Setting up a SQL database with AWS.

A guide based on my first experience.

By Kelly Bodwin in R SQL tutorials

March 9, 2021

Making a database on Amazon

Step 1: Create an AWS account. I did it a long time ago, it’s pretty straightforward, I’m not going to re-do it here for no reason.

Step 2: Follow Items 1-5 only in this tutorial to create a databaset instance.

Step 3: Make sure you choose the free tier! Select whatever username and password you want - but it’s a pain in the butt to add additional users, so if security is not a huge concern and you want your database to be broadly accessible, choose a username and password that you’re willing to share.

Step 4: Make sure you switch the “Public Access” button to Yes. Again, this is assuming you’re using databases because your data is large, not because you have major security needs.

(People still need to know the username and password to access the database, even if it is set to Public.)

Step 5: Click this thing:

Then choose an initial database name:

WARNING! ACHTUNG! ATTENTION!

For the love of all that is good, don’t skip this step.

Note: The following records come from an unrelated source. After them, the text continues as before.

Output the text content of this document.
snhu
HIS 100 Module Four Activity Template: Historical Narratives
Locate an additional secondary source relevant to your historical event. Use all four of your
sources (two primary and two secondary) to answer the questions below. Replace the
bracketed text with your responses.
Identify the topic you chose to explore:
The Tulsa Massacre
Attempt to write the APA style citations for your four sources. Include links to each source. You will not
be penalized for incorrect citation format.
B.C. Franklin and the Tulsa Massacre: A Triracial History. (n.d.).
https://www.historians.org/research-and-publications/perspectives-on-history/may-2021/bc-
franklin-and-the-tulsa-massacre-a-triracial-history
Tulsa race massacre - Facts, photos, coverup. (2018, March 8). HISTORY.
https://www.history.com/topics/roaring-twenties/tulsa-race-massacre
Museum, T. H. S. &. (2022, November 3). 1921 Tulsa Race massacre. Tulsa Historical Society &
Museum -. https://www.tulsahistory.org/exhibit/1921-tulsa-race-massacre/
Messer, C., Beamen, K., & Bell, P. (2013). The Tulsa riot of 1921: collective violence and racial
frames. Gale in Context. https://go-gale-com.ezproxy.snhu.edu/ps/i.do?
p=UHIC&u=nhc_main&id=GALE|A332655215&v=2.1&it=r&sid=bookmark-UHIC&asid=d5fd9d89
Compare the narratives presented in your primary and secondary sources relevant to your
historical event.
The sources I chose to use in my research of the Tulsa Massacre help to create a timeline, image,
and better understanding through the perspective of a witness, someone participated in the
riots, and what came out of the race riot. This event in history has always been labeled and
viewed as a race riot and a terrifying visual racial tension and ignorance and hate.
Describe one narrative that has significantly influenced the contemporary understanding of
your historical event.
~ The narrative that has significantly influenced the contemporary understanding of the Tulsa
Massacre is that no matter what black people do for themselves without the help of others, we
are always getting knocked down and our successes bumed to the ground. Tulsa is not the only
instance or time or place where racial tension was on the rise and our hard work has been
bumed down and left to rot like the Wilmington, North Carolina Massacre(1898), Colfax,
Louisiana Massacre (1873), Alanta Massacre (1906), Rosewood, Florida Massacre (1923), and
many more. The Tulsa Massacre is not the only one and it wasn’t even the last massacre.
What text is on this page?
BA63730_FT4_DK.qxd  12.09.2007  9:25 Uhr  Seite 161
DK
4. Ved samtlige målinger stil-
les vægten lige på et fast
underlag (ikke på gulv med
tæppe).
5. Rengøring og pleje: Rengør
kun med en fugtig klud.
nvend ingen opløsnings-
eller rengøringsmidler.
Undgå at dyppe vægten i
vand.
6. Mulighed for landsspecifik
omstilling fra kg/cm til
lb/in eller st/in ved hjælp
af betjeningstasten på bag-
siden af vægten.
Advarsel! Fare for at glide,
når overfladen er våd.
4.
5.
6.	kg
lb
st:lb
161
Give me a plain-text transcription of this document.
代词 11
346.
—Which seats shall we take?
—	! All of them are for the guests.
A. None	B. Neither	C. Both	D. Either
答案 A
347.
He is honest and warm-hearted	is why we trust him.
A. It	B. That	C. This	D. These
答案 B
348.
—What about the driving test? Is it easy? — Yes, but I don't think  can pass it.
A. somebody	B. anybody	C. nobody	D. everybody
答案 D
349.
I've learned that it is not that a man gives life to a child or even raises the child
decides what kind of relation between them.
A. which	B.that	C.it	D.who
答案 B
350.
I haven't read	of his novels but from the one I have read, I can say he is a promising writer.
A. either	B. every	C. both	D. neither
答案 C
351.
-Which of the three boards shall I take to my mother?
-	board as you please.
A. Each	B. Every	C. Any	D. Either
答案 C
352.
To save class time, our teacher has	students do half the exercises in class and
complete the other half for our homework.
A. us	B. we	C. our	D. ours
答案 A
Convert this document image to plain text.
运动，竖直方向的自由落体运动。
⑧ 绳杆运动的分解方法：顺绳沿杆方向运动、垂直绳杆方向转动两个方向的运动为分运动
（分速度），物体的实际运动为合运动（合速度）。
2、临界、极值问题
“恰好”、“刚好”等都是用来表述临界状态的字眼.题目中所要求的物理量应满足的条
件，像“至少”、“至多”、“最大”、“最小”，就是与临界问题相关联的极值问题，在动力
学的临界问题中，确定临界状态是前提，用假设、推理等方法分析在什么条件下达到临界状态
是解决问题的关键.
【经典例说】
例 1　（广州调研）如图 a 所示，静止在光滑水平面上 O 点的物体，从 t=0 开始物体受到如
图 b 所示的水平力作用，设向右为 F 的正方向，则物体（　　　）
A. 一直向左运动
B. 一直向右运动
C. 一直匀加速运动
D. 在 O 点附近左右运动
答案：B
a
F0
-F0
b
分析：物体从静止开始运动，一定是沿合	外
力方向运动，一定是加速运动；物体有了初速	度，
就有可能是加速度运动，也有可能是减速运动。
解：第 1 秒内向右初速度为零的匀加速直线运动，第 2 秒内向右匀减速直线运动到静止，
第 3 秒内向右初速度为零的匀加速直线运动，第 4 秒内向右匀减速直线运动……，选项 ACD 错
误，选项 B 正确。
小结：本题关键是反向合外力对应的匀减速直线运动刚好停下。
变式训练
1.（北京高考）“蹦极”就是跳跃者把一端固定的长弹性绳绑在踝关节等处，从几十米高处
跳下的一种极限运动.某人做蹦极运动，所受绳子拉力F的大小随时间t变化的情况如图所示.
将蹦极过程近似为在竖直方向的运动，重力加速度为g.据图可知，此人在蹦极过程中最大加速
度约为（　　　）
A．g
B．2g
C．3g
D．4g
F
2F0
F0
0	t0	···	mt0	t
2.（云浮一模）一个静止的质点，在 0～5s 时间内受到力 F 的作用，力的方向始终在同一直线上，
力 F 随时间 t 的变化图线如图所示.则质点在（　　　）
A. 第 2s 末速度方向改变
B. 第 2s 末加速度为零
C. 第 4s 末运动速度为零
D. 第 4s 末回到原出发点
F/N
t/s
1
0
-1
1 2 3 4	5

For some reason it isn’t in most of the tutorials I found online.

If you don’t choose a database name, you create only a “database instance”, which is like an empty shell where a database should be.

Why is the default behavior to create an empty shell? No idea.

Can we just add a database to a database instance after creating it? Undoubtedly, but I can’t be arsed to learn that. The goal here is to stay in my safe R bubble. I sunk about an hour into trying to figure that out, unsuccessfully, before deleting my database instance and making a new one.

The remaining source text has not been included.